The gap between authentication and link safety won't close itself. It's time for the industry to have this conversation.
References
- Phishing actors exploit complex routing and misconfigurations to spoof domains. Microsoft Security Blog (January 2026). Microsoft Defender for Office 365 blocked over 13 million malicious emails linked to Tycoon2FA in October 2025.
- SlashNext 2024 Phishing Intelligence Report (PRNewswire). Credential phishing attacks increased 703% in H2 2024.
- IBM Cost of a Data Breach Report 2025. Global average breach cost: $4.44 million.
- Complete Safe Links overview for Microsoft Defender for Office 365. Microsoft Learn. Documentation on Safe Links URL scanning and rewriting functionality, including limitations regarding URL expiration and one-time use links.
- New Outlook not showing link URLs. Microsoft Tech Community. User discussions regarding missing URL hover preview functionality in New Outlook, raising security concerns about verifying links before clicking.

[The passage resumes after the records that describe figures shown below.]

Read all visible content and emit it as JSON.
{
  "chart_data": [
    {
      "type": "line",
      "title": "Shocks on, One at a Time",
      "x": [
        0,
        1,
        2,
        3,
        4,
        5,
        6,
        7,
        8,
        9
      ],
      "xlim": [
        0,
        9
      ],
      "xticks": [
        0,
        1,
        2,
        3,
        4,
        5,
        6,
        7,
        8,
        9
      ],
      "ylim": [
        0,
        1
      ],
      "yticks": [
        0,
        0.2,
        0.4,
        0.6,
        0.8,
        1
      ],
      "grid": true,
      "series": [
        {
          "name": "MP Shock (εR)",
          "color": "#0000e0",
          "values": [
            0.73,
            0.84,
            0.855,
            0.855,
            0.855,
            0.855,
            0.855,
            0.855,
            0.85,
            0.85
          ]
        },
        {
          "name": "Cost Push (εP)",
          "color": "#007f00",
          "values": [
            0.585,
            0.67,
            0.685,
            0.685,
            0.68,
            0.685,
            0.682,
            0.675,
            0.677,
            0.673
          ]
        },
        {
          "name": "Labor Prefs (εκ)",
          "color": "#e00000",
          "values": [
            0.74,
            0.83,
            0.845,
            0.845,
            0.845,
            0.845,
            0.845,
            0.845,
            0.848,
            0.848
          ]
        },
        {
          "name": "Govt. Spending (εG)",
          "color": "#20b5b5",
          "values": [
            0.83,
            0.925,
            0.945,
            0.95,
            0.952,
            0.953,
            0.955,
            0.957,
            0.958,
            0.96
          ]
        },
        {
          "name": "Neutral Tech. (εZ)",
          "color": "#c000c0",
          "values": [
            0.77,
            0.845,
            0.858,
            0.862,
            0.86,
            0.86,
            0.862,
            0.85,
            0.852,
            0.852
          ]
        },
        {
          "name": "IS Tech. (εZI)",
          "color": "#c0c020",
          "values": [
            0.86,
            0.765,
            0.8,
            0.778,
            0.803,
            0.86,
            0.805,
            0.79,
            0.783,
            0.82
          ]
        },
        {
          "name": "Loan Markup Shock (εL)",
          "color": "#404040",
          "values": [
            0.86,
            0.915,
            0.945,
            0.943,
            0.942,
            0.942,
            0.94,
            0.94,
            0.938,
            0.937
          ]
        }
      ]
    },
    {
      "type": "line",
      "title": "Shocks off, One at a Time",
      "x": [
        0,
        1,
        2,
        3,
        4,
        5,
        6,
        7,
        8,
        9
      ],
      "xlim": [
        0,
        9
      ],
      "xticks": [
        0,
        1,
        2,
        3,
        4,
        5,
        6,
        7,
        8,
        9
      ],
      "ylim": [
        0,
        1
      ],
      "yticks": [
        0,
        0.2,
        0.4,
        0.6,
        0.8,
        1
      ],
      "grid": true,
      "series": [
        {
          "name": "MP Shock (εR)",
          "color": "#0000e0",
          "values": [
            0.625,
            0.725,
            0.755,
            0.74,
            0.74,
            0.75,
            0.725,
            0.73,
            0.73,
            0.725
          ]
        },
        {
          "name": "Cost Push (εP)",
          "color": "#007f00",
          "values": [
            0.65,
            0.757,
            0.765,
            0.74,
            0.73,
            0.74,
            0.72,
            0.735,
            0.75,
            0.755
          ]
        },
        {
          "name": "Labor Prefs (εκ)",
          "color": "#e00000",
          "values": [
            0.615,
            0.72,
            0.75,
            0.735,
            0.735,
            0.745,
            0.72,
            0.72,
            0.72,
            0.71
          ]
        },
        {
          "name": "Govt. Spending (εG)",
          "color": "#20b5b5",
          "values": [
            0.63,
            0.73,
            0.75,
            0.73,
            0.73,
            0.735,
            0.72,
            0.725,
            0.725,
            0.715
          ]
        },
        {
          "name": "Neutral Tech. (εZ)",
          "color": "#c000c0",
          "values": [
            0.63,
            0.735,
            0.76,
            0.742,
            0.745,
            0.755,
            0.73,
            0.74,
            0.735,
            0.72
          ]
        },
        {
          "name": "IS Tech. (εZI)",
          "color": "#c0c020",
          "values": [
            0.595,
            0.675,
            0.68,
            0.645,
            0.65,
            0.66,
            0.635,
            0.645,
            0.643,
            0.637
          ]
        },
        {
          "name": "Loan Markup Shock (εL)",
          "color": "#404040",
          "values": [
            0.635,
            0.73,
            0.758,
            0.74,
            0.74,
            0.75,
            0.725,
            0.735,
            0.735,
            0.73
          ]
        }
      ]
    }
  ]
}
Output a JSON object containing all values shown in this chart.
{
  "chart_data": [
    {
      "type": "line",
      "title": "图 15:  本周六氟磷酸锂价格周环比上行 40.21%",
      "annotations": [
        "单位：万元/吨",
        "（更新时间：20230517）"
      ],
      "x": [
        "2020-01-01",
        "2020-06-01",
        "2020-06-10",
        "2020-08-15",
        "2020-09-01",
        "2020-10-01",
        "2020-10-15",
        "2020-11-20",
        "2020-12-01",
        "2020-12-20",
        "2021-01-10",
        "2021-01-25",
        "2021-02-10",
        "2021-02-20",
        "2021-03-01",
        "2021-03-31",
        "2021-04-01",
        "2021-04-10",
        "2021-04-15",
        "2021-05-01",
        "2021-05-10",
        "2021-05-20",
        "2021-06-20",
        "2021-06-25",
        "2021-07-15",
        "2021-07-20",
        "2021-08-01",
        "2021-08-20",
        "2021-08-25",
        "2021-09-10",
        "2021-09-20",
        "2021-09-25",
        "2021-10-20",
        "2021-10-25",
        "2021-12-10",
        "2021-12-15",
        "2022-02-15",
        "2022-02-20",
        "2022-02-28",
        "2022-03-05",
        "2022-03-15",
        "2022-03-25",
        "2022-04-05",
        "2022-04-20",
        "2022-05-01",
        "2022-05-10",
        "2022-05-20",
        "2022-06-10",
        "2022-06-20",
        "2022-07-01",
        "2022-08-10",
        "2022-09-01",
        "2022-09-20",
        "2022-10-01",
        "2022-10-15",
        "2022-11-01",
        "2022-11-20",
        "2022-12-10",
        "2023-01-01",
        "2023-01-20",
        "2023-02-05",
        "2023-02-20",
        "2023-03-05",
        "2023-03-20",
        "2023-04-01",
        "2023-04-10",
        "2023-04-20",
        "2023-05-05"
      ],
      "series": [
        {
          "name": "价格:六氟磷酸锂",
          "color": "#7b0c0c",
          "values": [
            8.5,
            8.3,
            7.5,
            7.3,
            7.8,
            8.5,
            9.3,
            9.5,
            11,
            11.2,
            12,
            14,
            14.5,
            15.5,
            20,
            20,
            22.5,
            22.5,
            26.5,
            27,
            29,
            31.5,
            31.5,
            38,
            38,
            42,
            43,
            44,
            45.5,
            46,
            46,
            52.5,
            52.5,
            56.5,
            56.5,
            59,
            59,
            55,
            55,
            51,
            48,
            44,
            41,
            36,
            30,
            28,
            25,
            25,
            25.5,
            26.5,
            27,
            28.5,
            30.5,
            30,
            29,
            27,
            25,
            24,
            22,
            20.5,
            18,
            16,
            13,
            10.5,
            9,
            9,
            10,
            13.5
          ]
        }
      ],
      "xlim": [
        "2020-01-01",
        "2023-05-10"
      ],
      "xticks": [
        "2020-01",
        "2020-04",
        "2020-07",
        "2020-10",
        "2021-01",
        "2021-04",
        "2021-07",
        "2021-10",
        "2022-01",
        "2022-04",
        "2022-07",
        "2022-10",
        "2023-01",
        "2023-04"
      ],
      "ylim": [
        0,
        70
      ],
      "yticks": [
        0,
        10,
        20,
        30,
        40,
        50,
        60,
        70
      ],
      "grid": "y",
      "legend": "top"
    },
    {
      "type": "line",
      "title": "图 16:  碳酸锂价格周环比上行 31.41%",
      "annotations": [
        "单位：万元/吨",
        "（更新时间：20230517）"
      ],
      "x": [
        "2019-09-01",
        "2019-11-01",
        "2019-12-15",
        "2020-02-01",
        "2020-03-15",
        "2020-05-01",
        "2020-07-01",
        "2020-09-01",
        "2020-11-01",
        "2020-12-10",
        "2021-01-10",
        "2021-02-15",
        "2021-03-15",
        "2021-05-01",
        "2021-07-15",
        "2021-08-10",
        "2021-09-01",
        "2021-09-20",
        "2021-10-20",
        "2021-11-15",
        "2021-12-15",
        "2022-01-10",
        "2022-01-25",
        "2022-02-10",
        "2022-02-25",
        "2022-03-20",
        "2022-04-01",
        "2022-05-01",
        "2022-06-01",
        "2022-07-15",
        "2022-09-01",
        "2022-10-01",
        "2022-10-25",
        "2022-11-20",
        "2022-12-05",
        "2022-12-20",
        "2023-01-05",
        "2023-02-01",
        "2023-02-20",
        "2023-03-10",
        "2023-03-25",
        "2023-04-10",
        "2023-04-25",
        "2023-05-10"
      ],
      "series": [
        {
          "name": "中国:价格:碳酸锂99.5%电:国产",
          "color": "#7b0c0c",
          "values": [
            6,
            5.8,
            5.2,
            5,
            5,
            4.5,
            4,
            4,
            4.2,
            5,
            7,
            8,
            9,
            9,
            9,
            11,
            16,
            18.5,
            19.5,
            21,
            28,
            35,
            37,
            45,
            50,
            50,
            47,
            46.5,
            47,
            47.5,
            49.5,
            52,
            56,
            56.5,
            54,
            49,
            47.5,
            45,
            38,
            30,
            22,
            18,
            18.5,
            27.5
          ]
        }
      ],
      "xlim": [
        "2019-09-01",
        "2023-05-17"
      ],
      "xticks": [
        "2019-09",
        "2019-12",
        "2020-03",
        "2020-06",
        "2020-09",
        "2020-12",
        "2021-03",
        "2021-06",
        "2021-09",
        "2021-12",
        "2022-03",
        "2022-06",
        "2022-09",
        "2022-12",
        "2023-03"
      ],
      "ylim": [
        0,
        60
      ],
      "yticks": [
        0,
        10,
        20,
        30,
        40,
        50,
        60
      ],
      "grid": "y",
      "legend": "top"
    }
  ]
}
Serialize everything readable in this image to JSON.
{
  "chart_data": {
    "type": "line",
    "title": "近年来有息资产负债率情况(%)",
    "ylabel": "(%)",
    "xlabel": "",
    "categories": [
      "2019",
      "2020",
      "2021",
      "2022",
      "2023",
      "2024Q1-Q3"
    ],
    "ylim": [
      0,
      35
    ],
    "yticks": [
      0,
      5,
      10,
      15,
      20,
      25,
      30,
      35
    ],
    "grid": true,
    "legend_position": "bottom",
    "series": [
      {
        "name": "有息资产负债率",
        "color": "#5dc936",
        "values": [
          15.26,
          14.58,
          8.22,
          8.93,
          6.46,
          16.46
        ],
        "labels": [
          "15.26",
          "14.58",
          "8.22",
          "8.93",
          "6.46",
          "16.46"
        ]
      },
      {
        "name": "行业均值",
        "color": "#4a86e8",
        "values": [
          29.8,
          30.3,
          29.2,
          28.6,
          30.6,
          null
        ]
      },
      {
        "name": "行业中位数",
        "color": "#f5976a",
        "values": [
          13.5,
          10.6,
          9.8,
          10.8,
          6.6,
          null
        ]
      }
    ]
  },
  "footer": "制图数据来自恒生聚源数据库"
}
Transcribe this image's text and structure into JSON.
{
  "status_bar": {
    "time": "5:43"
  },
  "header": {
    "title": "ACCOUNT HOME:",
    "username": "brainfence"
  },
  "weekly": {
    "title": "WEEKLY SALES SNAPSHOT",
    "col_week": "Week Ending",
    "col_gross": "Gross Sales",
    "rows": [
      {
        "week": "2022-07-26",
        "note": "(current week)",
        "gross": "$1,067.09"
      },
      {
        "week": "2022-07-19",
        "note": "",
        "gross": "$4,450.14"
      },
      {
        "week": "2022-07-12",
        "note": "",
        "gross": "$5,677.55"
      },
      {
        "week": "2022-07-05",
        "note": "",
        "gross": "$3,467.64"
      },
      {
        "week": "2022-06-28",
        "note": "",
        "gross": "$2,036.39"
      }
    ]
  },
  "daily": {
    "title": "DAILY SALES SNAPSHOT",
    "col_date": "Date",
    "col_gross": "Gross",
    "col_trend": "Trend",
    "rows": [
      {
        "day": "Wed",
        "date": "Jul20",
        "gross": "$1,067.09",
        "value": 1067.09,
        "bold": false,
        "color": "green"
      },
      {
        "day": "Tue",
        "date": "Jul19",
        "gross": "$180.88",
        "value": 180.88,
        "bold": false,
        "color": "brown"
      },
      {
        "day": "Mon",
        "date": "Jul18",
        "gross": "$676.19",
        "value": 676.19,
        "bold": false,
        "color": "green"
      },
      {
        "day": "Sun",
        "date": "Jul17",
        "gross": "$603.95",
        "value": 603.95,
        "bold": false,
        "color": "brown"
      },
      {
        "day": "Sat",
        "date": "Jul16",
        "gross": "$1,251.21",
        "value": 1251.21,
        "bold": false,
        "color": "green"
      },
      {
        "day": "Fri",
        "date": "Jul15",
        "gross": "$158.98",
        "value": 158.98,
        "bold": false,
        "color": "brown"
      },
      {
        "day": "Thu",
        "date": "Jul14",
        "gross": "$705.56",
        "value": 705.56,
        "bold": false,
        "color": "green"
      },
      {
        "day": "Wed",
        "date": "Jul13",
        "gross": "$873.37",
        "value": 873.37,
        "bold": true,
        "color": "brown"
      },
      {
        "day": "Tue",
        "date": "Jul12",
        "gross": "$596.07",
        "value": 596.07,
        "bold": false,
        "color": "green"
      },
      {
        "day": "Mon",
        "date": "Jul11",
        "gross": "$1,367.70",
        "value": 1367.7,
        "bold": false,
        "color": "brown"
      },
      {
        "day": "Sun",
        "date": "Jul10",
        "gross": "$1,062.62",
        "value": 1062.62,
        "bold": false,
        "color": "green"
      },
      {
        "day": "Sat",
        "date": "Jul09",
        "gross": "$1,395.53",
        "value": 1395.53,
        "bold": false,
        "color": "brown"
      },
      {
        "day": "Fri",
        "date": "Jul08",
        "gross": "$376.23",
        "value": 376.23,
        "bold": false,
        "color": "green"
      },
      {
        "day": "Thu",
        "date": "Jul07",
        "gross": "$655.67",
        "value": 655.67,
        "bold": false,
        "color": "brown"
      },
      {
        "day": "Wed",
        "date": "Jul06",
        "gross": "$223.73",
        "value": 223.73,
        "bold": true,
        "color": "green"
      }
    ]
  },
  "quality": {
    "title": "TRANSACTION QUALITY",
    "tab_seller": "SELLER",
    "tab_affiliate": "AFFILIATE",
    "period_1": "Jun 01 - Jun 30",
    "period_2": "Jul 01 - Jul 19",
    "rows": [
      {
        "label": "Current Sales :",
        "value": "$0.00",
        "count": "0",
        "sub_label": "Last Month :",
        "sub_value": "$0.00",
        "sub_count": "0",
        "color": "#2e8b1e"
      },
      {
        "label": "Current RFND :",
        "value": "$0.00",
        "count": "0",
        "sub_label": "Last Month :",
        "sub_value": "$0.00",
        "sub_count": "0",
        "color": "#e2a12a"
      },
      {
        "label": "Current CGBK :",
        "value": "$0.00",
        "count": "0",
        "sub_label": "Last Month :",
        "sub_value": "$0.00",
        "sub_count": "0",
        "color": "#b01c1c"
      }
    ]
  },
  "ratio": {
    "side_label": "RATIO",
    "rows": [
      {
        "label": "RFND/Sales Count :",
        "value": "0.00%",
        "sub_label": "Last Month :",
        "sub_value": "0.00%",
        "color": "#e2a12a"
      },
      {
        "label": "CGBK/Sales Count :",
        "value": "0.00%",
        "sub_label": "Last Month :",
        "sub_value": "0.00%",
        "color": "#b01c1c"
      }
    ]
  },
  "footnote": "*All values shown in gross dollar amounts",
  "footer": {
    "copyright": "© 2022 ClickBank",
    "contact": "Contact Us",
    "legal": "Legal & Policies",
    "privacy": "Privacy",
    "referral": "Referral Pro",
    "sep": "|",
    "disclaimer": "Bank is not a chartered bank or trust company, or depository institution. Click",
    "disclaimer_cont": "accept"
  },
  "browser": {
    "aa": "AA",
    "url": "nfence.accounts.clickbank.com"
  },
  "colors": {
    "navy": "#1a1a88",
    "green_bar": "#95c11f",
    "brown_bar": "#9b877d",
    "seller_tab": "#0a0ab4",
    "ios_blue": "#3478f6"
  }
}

- Email threat landscape: Q1 2026 trends and insights. Microsoft Security Blog (April 2026). 8.3 billion email-based phishing threats detected in Q1 2026, 78% of them link-based; QR-code phishing rose 146% over the quarter.
- Phishing campaigns and BEC attacks through Amazon SES. Securelist (Kaspersky), 2026. Attackers abuse leaked AWS access keys to send fully authenticated phishing and BEC messages via Amazon SES, with credential-harvesting pages hosted on amazonaws.com.
- Tycoon2FA phishing-as-a-service platform persists following takedown. CrowdStrike (March 2026). Microsoft, Europol, and partners disrupted 330 active Tycoon2FA domains on 4 March 2026, but campaign volume returned to pre-takedown levels within days.
- Tycoon 2FA operators use OAuth device code phishing to bypass MFA. GBHackers (April 2026). Late-April 2026 campaign abusing microsoft.com/devicelogin to capture OAuth tokens without presenting a fake login page.